India pushing EU for greater access to services market

Arun S New Delhi | Updated on March 12, 2018 Published on December 30, 2011

Pushes for quota regime for temporary workers in bilateral trade talks

With the India-European Union broad-based Bilateral Trade and Investment Agreement (BTIA) negotiations entering the final lap, New Delhi is pushing hard for greater market access for services, especially the easier movement of its service-providers, outsourcing and commercial presence, mainly in information technology-related services.

This is apart from seeking greater market access for its merchandise goods such as textiles and some farm products in the EU. In return, India would give the EU a larger play in goods such as auto (mostly luxury vehicles) and wine, and for banking and retail in the services category.

In the services sector, India essentially wants the EU to do away with the restrictive economic needs test (ENT) to facilitate the easier movement of Indian professionals, official sources told Business Line.

Under the ENT (seen as a barrier), foreign companies or service providers have to prove that by providing higher value and superior choice to their clients, they are not weakening their local EU counterparts. Also, EU-member countries can cite the ENT and the domestic availability of service providers to deny entry to foreign skilled professionals who, in turn, find it tough to prove that his or her services are needed in the concerned EU nation.
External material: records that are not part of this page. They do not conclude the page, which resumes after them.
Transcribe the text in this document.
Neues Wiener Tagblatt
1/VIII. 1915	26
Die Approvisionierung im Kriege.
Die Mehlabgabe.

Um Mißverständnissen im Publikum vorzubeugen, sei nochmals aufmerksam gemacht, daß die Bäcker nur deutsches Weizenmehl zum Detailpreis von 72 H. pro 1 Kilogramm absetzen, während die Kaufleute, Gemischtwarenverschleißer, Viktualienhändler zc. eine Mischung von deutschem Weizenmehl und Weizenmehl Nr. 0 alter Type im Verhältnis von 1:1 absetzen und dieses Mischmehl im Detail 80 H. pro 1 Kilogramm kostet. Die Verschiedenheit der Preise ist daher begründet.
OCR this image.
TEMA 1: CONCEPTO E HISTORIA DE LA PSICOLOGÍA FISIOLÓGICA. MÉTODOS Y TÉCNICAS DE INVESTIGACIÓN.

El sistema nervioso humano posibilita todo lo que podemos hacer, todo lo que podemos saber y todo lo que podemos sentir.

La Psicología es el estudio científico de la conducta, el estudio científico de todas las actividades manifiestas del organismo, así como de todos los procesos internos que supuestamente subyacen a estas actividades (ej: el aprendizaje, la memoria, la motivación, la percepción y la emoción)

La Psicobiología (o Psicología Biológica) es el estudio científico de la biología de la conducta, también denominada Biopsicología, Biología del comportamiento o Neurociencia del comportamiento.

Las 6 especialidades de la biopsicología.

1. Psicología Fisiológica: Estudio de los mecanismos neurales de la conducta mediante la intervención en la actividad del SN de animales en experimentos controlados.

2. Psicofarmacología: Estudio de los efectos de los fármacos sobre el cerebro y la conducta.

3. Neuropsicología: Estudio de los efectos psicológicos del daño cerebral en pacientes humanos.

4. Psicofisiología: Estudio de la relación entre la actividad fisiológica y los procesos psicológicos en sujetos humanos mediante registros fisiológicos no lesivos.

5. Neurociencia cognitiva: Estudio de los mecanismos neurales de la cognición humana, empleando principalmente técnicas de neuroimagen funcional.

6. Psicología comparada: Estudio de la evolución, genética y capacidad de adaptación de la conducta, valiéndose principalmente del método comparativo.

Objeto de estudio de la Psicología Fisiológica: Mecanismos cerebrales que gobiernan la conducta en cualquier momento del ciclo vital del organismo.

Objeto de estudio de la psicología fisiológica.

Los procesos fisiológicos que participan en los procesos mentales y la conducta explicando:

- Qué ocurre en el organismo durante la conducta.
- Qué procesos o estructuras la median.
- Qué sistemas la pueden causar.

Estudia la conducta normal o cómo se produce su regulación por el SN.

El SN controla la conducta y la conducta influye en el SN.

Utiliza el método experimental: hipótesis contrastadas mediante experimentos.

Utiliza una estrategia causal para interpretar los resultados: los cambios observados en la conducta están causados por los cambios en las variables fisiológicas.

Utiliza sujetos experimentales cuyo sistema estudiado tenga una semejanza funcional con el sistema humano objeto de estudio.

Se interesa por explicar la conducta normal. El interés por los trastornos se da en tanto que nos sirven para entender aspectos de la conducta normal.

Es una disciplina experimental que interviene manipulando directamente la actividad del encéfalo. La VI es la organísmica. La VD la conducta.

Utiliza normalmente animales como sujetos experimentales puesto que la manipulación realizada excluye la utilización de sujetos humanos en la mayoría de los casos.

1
This not only enhances costs and time for Indian companies in terms of more applications, but could also lead to arbitrary orders by the EU nations. Therefore, for India, replacing the ENT with a liberal quota regime is important to ensure the uncomplicated temporary entry of service providers into the EU, the sources said.

Incidentally, Malaysia has removed the ENT regime exclusively for India under a bilateral trade pact, and New Delhi has cited this before the EU. Currently, discussions are on with the EU to fine-tune the size of the cap/quota and that too sector-wise.

Initially, in the BTIA, there could be a specific quota/cap on the number of service-providers who will be allowed entry. But that could be relaxed (as and when the BTIA is reviewed) similar to the case of the US visa regime, depending on the requirement.

“India is a young country as against Europe where many countries have an ageing population. Though there is a fear of a backlash against migrants and its political consequences, they will have to take into account the economic realities and increase the cap on the number of service providers who will be given temporary entry,” the sources said.

The sources added the final outcome could be greater market access for Indian contractual service suppliers and independent professionals. Those who would benefit would include IT, ITeS, telecom professionals, engineers, designers, accountants and specialists in health, R&D services and construction, management consultants, tourism and market research professionals, besides data-entry operators in the subsidiary services of the financial sector.

India also wants greater access for commercial presence (setting up offices) in Europe, especially in IT-related services, where there is now a greater outflow of investment as well from India to Europe since many services have an IT element. In this regard, there were discussions on getting EU to simplify its administrative and legal formalities. The EU is principally looking at a commercial presence in India in sectors such as banking and retail and relaxation of India's norms (including FDI).

On labour and the environment, India will not give away anything as it will only go for a mere mention of its current stand in the BTIA on those issues. Such a mention is to please the respective Parliaments of the EU countries, who, otherwise may not ratify the BTIA.

To help bring down the cost of Indian exports in complying with stringent European standards on food safety as well as plant and animal health, India has asked the EU to recognise some Indian labs, simplify the EU's procedures and also increase the compliance time.

Though officials are trying their best to come to an understanding on the BTIA by the India-EU Summit in February 2012, there are still many loose ends to be tied, the sources said.